We in Singapore are grateful that we have, so far, been buffered from the economic turmoil in Europe. Singapore’s GDP in 2011 reached $259.8 billion, or $50,123 per capita. The economy, which grew at 4.9 percent in 2011, is expected to grow modestly at 1 percent to 3 percent in 2012. Greece’s debt crisis, which could destabilise other European economies, could also set back Singapore’s growth because its economy is heavily dependent on exports to the US and the EU, particularly in electronics, information technology products, pharmaceuticals and the service sector.
Had Greece borrowed in drachmas instead of euros, lenders would have been cautious in lending to such a high-risk borrower, and Greece would have had to pay higher interest rates to reflect the risk of a depreciation to its currency. If Greece defaults on its debts or withdraws from the euro zone, the contagion could spread to other member countries, with widespread repercussions and upheavals.
With 27 independent finance ministers and with each country having its own separate and independent policies, the euro zone was bound to run into problems. The only way to resolve them is to form a deeper union, granting a central controlling authority the power to resolve conflicts between member countries, like the way the Federal Reserve Bank and the US Treasury function in the US.
Similar interdependent linkages have prevailed between governments. China’s premier, Wen Jiabao, went to Europe in June 2011 to visit the UK, Hungary and Germany. Seven months later, Germany’s chancellor, Angela Merkel, visited Beijing to meet Premier Wen and seek China’s help with the Greek debt crisis. China has $3.18 trillion in foreign exchange reserves. If the EU becomes mired in Greece’s economic difficulties China’s exports to Europe will decline. Now is a good time to invest in distressed and undervalued European assets, euro debts and euro bonds.
The Europeans have been told that the euro problem is their problem, that it should be solved by Europeans. At present the US is not in a strong enough position to rescue the euro. However, modern technology has linked the economies, markets and stock exchanges of the world, so no country can be insulated from problems occurring elsewhere. Only large continental countries with huge populations like China’s and India’s can ramp up their domestic consumption to avoid being much affected by the current economic turmoil. The impact may also not be as severe on the US because it is the world’s largest economy and relies on the domestic consumption of its large, high-income-earning middle class.
NO GOING BACK
When I was a child—one of eight—in the 1930s, it took me two hours to travel 4 miles by bullock cart on dirt tracks from my home in Bedok to my grandfather’s rubber estate at Chai Chee. Today that same trip takes 10 minutes by car on paved roads.
The change in communication methods is also astonishing. As a student in Singapore I used to wait on Fridays for ships to dock so I could pick up copies of British magazines that were over a month old. Now they arrive via a 12-hour direct flight from London. And when I was a student at Cambridge University in 1946, letters to and from Singapore took five days. Now they also travel on that 12-hour flight. But even easier and faster is sending instant messages and receiving replies via SMS, BlackBerry, Skype or Google Chat.
Communication and transportation technologies have changed the world.

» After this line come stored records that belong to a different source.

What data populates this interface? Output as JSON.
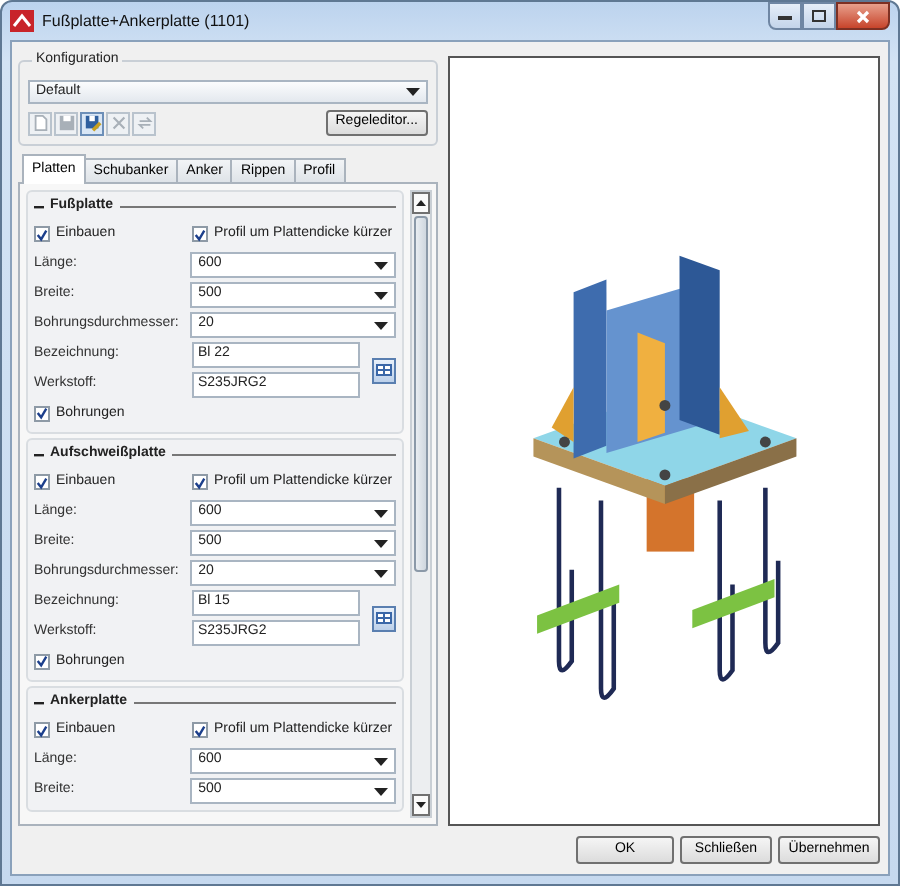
{
  "window": {
    "title": "Fußplatte+Ankerplatte (1101)"
  },
  "configuration": {
    "label": "Konfiguration",
    "value": "Default",
    "rule_editor": "Regeleditor...",
    "toolbar": [
      {
        "kind": "new",
        "disabled": true
      },
      {
        "kind": "save",
        "disabled": true
      },
      {
        "kind": "save_as",
        "disabled": false
      },
      {
        "kind": "delete",
        "disabled": true
      },
      {
        "kind": "refresh",
        "disabled": true
      }
    ]
  },
  "tabs": [
    {
      "label": "Platten",
      "selected": true
    },
    {
      "label": "Schubanker",
      "selected": false
    },
    {
      "label": "Anker",
      "selected": false
    },
    {
      "label": "Rippen",
      "selected": false
    },
    {
      "label": "Profil",
      "selected": false
    }
  ],
  "sections": [
    {
      "title": "Fußplatte",
      "install": {
        "label": "Einbauen",
        "checked": true
      },
      "shorten": {
        "label": "Profil um Plattendicke kürzer",
        "checked": true
      },
      "selects": [
        {
          "label": "Länge:",
          "value": "600"
        },
        {
          "label": "Breite:",
          "value": "500"
        },
        {
          "label": "Bohrungsdurchmesser:",
          "value": "20"
        }
      ],
      "text_fields": [
        {
          "label": "Bezeichnung:",
          "value": "Bl 22"
        },
        {
          "label": "Werkstoff:",
          "value": "S235JRG2"
        }
      ],
      "holes": {
        "label": "Bohrungen",
        "checked": true
      }
    },
    {
      "title": "Aufschweißplatte",
      "install": {
        "label": "Einbauen",
        "checked": true
      },
      "shorten": {
        "label": "Profil um Plattendicke kürzer",
        "checked": true
      },
      "selects": [
        {
          "label": "Länge:",
          "value": "600"
        },
        {
          "label": "Breite:",
          "value": "500"
        },
        {
          "label": "Bohrungsdurchmesser:",
          "value": "20"
        }
      ],
      "text_fields": [
        {
          "label": "Bezeichnung:",
          "value": "Bl 15"
        },
        {
          "label": "Werkstoff:",
          "value": "S235JRG2"
        }
      ],
      "holes": {
        "label": "Bohrungen",
        "checked": true
      }
    },
    {
      "title": "Ankerplatte",
      "install": {
        "label": "Einbauen",
        "checked": true
      },
      "shorten": {
        "label": "Profil um Plattendicke kürzer",
        "checked": true
      },
      "selects": [
        {
          "label": "Länge:",
          "value": "600"
        },
        {
          "label": "Breite:",
          "value": "500"
        }
      ]
    }
  ],
  "buttons": [
    {
      "label": "OK"
    },
    {
      "label": "Schließen"
    },
    {
      "label": "Übernehmen"
    }
  ]
}
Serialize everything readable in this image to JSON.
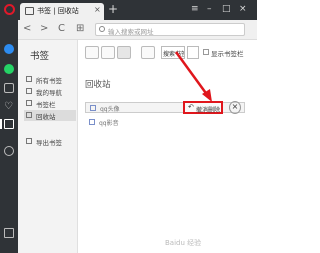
{
  "browser": {
    "tab_title": "书签 | 回收站",
    "new_tab_symbol": "+",
    "window_controls": [
      "≡",
      "–",
      "□",
      "×"
    ],
    "nav": {
      "back": "<",
      "forward": ">",
      "reload": "C"
    },
    "address_placeholder": "输入搜索或网址"
  },
  "bookmarks_panel": {
    "heading": "书签",
    "items": [
      {
        "label": "所有书签",
        "icon": "all-bookmarks-icon"
      },
      {
        "label": "我的导航",
        "icon": "speed-dial-icon"
      },
      {
        "label": "书签栏",
        "icon": "bookmark-bar-icon"
      },
      {
        "label": "回收站",
        "icon": "trash-icon",
        "active": true
      },
      {
        "label": "导出书签",
        "icon": "export-icon"
      }
    ]
  },
  "toolbar": {
    "search_label": "搜索书签",
    "show_bookmark_bar_label": "显示书签栏"
  },
  "main": {
    "section_title": "回收站",
    "items": [
      {
        "label": "qq头像"
      },
      {
        "label": "qq影音"
      }
    ],
    "undo_label": "撤消删除",
    "remove_symbol": "×"
  },
  "colors": {
    "highlight": "#e0161c",
    "sidebar_bg": "#2f3337",
    "opera_red": "#e0192a"
  },
  "watermark": "Baidu 经验"
}
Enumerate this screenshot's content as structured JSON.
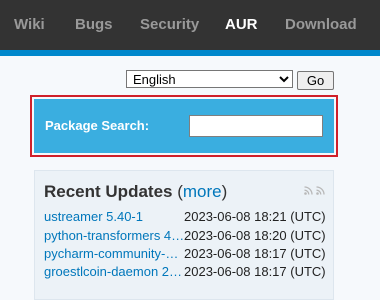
{
  "nav": {
    "items": [
      {
        "label": "Wiki",
        "active": false
      },
      {
        "label": "Bugs",
        "active": false
      },
      {
        "label": "Security",
        "active": false
      },
      {
        "label": "AUR",
        "active": true
      },
      {
        "label": "Download",
        "active": false
      }
    ]
  },
  "language": {
    "selected": "English",
    "go_label": "Go"
  },
  "search": {
    "label": "Package Search:",
    "value": ""
  },
  "updates": {
    "title": "Recent Updates",
    "more_label": "more",
    "rss_icons": [
      "rss-icon",
      "rss-icon"
    ],
    "rows": [
      {
        "package": "ustreamer 5.40-1",
        "date": "2023-06-08 18:21 (UTC)"
      },
      {
        "package": "python-transformers 4…",
        "date": "2023-06-08 18:20 (UTC)"
      },
      {
        "package": "pycharm-community-…",
        "date": "2023-06-08 18:17 (UTC)"
      },
      {
        "package": "groestlcoin-daemon 2…",
        "date": "2023-06-08 18:17 (UTC)"
      }
    ]
  },
  "colors": {
    "topbar": "#333333",
    "accent": "#0088cc",
    "search_bg": "#3aaee0",
    "highlight": "#d0202a",
    "link": "#0077bb"
  }
}
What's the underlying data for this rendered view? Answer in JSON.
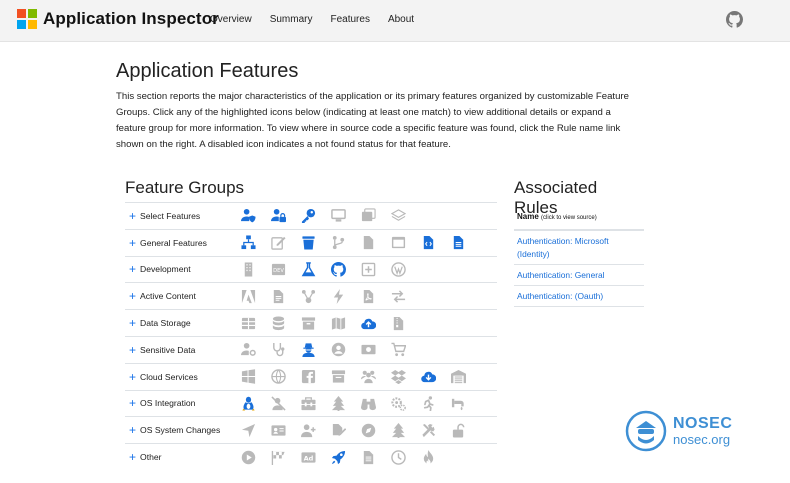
{
  "nav": {
    "brand": "Application Inspector",
    "links": [
      "Overview",
      "Summary",
      "Features",
      "About"
    ]
  },
  "main": {
    "title": "Application Features",
    "intro": "This section reports the major characteristics of the application or its primary features organized by customizable Feature Groups. Click any of the highlighted icons below (indicating at least one match) to view additional details or expand a feature group for more information. To view where in source code a specific feature was found, click the Rule name link shown on the right. A disabled icon indicates a not found status for that feature."
  },
  "feature_groups": {
    "title": "Feature Groups",
    "rows": [
      {
        "label": "Select Features",
        "icons": [
          [
            "user-shield-icon",
            1
          ],
          [
            "user-lock-icon",
            1
          ],
          [
            "key-icon",
            1
          ],
          [
            "desktop-icon",
            0
          ],
          [
            "images-icon",
            0
          ],
          [
            "layers-icon",
            0
          ]
        ]
      },
      {
        "label": "General Features",
        "icons": [
          [
            "network-icon",
            1
          ],
          [
            "edit-icon",
            0
          ],
          [
            "trash-icon",
            1
          ],
          [
            "branch-icon",
            0
          ],
          [
            "file-icon",
            0
          ],
          [
            "window-icon",
            0
          ],
          [
            "file-code-icon",
            1
          ],
          [
            "file-text-icon",
            1
          ]
        ]
      },
      {
        "label": "Development",
        "icons": [
          [
            "building-icon",
            0
          ],
          [
            "dev-badge-icon",
            0
          ],
          [
            "flask-icon",
            1
          ],
          [
            "github-icon",
            1
          ],
          [
            "plus-square-icon",
            0
          ],
          [
            "wordpress-icon",
            0
          ]
        ]
      },
      {
        "label": "Active Content",
        "icons": [
          [
            "adobe-icon",
            0
          ],
          [
            "file-alt-icon",
            0
          ],
          [
            "connector-icon",
            0
          ],
          [
            "bolt-icon",
            0
          ],
          [
            "pdf-icon",
            0
          ],
          [
            "exchange-icon",
            0
          ]
        ]
      },
      {
        "label": "Data Storage",
        "icons": [
          [
            "table-icon",
            0
          ],
          [
            "database-icon",
            0
          ],
          [
            "archive-icon",
            0
          ],
          [
            "map-icon",
            0
          ],
          [
            "cloud-upload-icon",
            1
          ],
          [
            "file-archive-icon",
            0
          ]
        ]
      },
      {
        "label": "Sensitive Data",
        "icons": [
          [
            "user-cog-icon",
            0
          ],
          [
            "stethoscope-icon",
            0
          ],
          [
            "user-secret-icon",
            1
          ],
          [
            "user-circle-icon",
            0
          ],
          [
            "money-icon",
            0
          ],
          [
            "cart-icon",
            0
          ]
        ]
      },
      {
        "label": "Cloud Services",
        "icons": [
          [
            "windows-icon",
            0
          ],
          [
            "globe-icon",
            0
          ],
          [
            "facebook-icon",
            0
          ],
          [
            "mail-box-icon",
            0
          ],
          [
            "users-icon",
            0
          ],
          [
            "dropbox-icon",
            0
          ],
          [
            "cloud-download-icon",
            1
          ],
          [
            "warehouse-icon",
            0
          ]
        ]
      },
      {
        "label": "OS Integration",
        "icons": [
          [
            "linux-icon",
            1
          ],
          [
            "no-user-icon",
            0
          ],
          [
            "toolbox-icon",
            0
          ],
          [
            "tree-icon",
            0
          ],
          [
            "binoculars-icon",
            0
          ],
          [
            "cogs-icon",
            0
          ],
          [
            "running-icon",
            0
          ],
          [
            "faucet-icon",
            0
          ]
        ]
      },
      {
        "label": "OS System Changes",
        "icons": [
          [
            "location-arrow-icon",
            0
          ],
          [
            "id-card-icon",
            0
          ],
          [
            "user-plus-icon",
            0
          ],
          [
            "file-signature-icon",
            0
          ],
          [
            "compass-icon",
            0
          ],
          [
            "tree-icon",
            0
          ],
          [
            "tools-icon",
            0
          ],
          [
            "unlock-icon",
            0
          ]
        ]
      },
      {
        "label": "Other",
        "icons": [
          [
            "play-icon",
            0
          ],
          [
            "flag-checkered-icon",
            0
          ],
          [
            "ad-icon",
            0
          ],
          [
            "rocket-icon",
            1
          ],
          [
            "file-lines-icon",
            0
          ],
          [
            "clock-icon",
            0
          ],
          [
            "fire-icon",
            0
          ]
        ]
      }
    ]
  },
  "rules": {
    "title": "Associated Rules",
    "header": "Name",
    "header_note": "(click to view source)",
    "links": [
      "Authentication: Microsoft (Identity)",
      "Authentication: General",
      "Authentication: (Oauth)"
    ]
  },
  "watermark": {
    "line1": "NOSEC",
    "line2": "nosec.org"
  },
  "colors": {
    "active": "#1a6fd8",
    "disabled": "#b9b9b9",
    "accent": "#3e8fd4"
  }
}
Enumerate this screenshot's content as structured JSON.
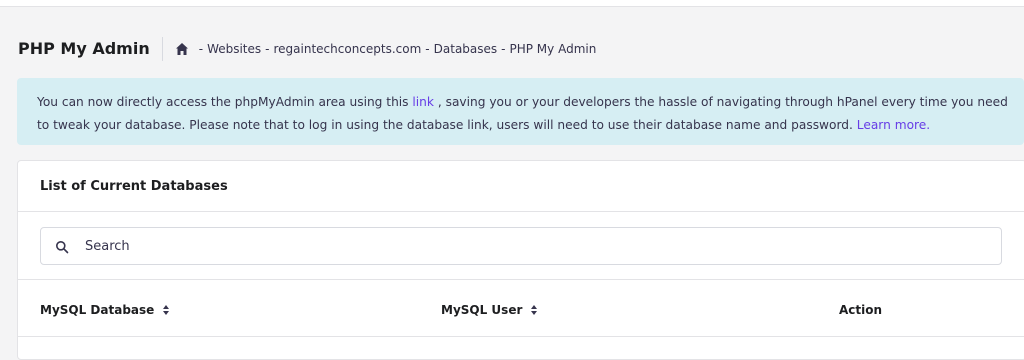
{
  "header": {
    "title": "PHP My Admin",
    "breadcrumb": [
      "Websites",
      "regaintechconcepts.com",
      "Databases",
      "PHP My Admin"
    ],
    "separator": "-"
  },
  "notice": {
    "text_before_link": "You can now directly access the phpMyAdmin area using this ",
    "link_label": "link",
    "text_middle": " , saving you or your developers the hassle of navigating through hPanel every time you need to tweak your database. Please note that to log in using the database link, users will need to use their database name and password. ",
    "learn_more_label": "Learn more.",
    "background": "#d6eef3",
    "link_color": "#673de6"
  },
  "databases_card": {
    "title": "List of Current Databases",
    "search": {
      "placeholder": "Search",
      "value": ""
    },
    "columns": [
      "MySQL Database",
      "MySQL User",
      "Action"
    ]
  },
  "icons": {
    "home": "home-icon",
    "search": "search-icon",
    "sort": "sort-icon"
  }
}
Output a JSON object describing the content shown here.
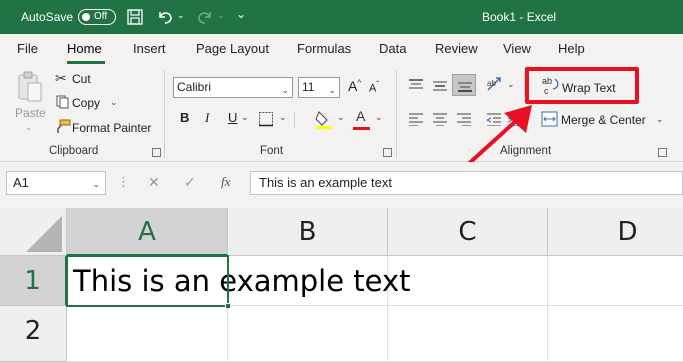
{
  "titlebar": {
    "autosave_label": "AutoSave",
    "autosave_state": "Off",
    "title": "Book1  -  Excel",
    "bg_color": "#217346"
  },
  "menu": {
    "tabs": [
      "File",
      "Home",
      "Insert",
      "Page Layout",
      "Formulas",
      "Data",
      "Review",
      "View",
      "Help"
    ],
    "active": "Home"
  },
  "clipboard": {
    "paste": "Paste",
    "cut": "Cut",
    "copy": "Copy",
    "format_painter": "Format Painter",
    "group_label": "Clipboard"
  },
  "font": {
    "name": "Calibri",
    "size": "11",
    "bold": "B",
    "italic": "I",
    "underline": "U",
    "font_color_glyph": "A",
    "group_label": "Font",
    "highlight_color": "#ffff00",
    "font_color": "#e81123"
  },
  "alignment": {
    "wrap_text": "Wrap Text",
    "merge_center": "Merge & Center",
    "group_label": "Alignment"
  },
  "annotation": {
    "color": "#e81123"
  },
  "formula_bar": {
    "name_box": "A1",
    "fx": "fx",
    "content": "This is an example text"
  },
  "grid": {
    "columns": [
      "A",
      "B",
      "C",
      "D"
    ],
    "rows": [
      "1",
      "2"
    ],
    "selected_cell": "A1",
    "cell_a1": "This is an example text"
  }
}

The poorer populations in Asia and Africa do not enjoy the comforts of life that most Americans and Europeans do, but because of technology they are aware of what others have that they do not. It’s no wonder there’s an endless line of legal and illegal migrants crossing borders to improve their lives. Professional middlemen—or “snakeheads”, as they are called in China—can arrange to sneak mainland Chinese into the UK and the EU by various ingenious means, including packing people into shipping containers. There’s no going back to what was. We cannot disinvent the airplane, iPhone or iPad. These inventions have made the world a true global village. And the richer countries will always have groups of ethnically different peoples from poorer countries seeking entry and then putting down stakes in their midst.